In the past fortnight three significant events did give an inkling that something was about to give in the home loan sector. The first was the speculation that post November 3, when the Reserve Bank of India is scheduled to spell out its credit policy, interest rates may again be readjusted downward. Home loan rates are expected to follow and flow with the slide.
The second was that cautionary note again announced by the RBI to home loan lenders not to over-extend themselves. The RBI may come out with guidelines asking lenders to disclose the cost of funds and operating margins. The Indian central bank is worried that "predatory pricing" would impact adversely on the country's financial markets.
SBI statement
The latest is the announcement by A.K. Puwar, chairman of the State Bank of India (SBI), that his bank will wind up its housing finance arm. It is the finality of the SBI chairman's statement which stunned the markets. "SBI Home Finance didn't work well. We are winding it up."

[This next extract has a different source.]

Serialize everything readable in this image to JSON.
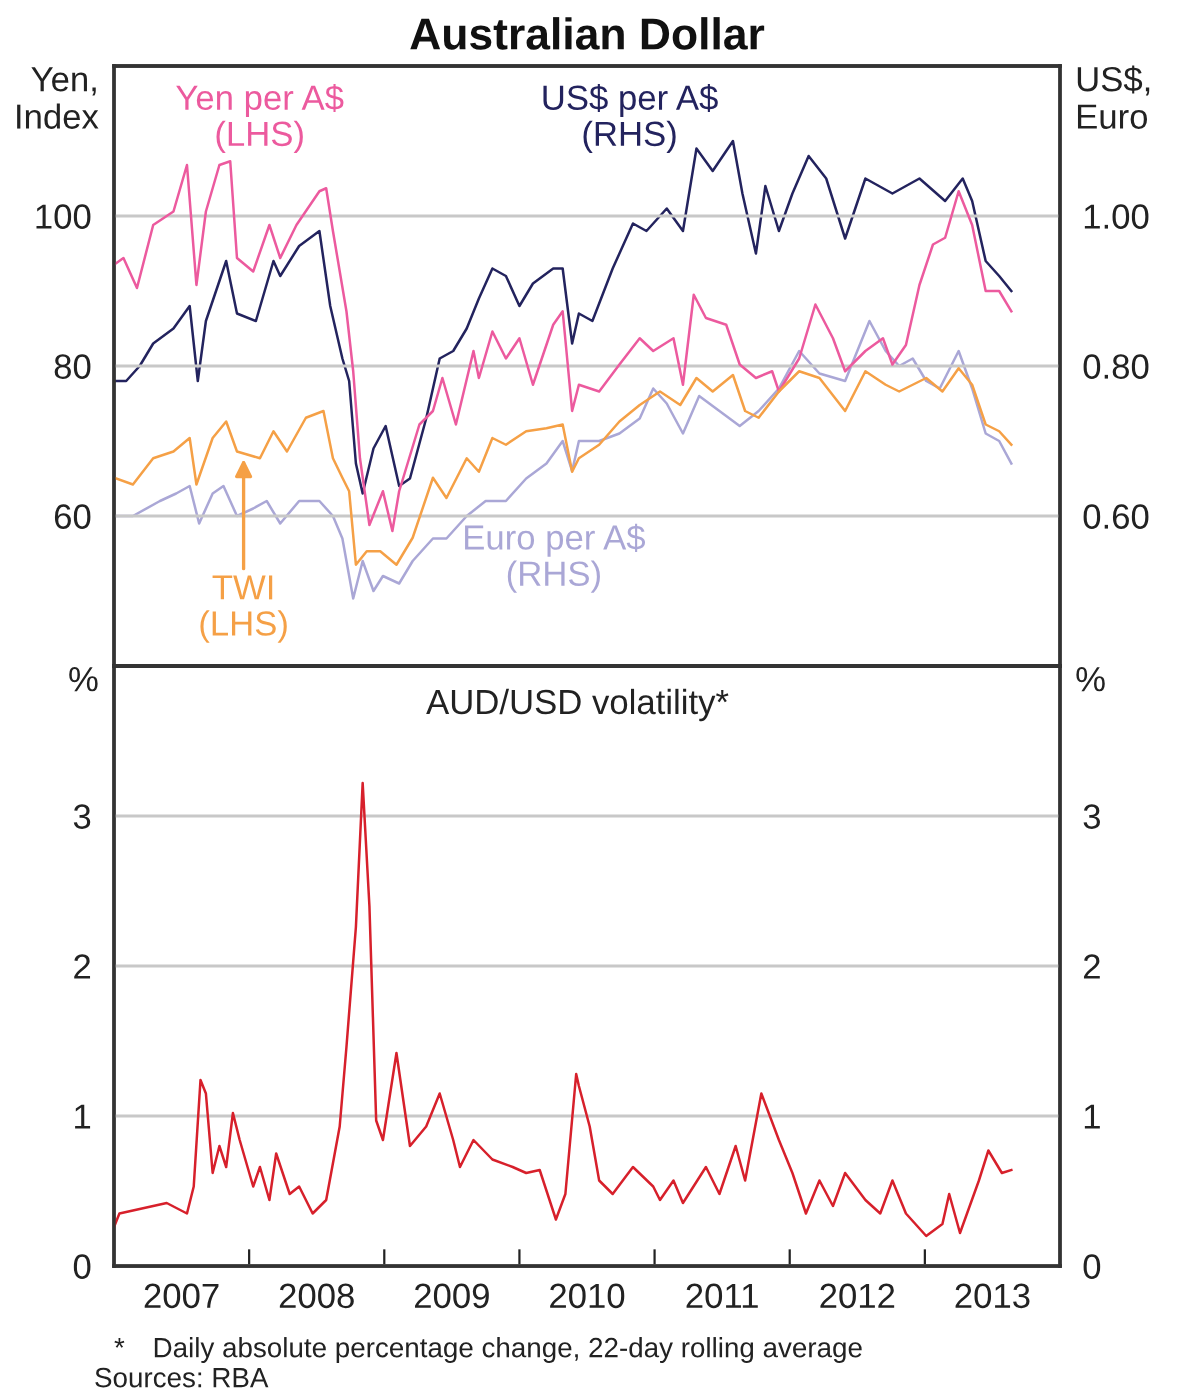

The general expectation was that the small players in the home loan sector, including some non-banking financial companies (NBFCs), would buckle under first. Financial writers and analysts had begun to issue cautionary warnings that the lenders were finding it hard to keep pace with individual entities announcing lower and lower rates.
The RBI was expected to take some steps to intervene and usher in some rules to restore so-called sanity in the market segment.
It is possible that State Bank of India is privy to what the RBI is about to usher in and has decided to opt out. The SBI's chairman has admitted that SBI was buckling under the burden of large non-performing assets (NPAs) of its home finance arm.
Speculation is rife that something very dramatic is about to happen. It is intriguing that the SBI, which was until now very active in the sector with a portfolio of nearly Rs15 billion, is opting out now.
Analysts say the SBI's NPA burden could have been rationalised with the Securitisation Act in place. Conclusion: the real reason for the SBI decision to close down its home finance section may lie somewhere else.
The other factor, which is under scrutiny, is that if the home loan rates are lowered still further, either individually or collectively by the lenders, will the move lead to the start of 'churning' operations?
Financial institutions and companies have already begun to offer borrowers 'master loans' with which they can supposedly wipe out loans taken in the past at much higher rates and enter into new agreements at lower ones.
Churning at the best of times is not desirable from the borrowers' perspective. Borrowers should be aware that their present lenders may have a pre-payment penalty in place which could be as high as two per cent and, secondly, when borrowing afresh, the cost of the new documentation fee should be assessed. If even after paying those, a fresh loan is financially viable, then the borrower may benefit.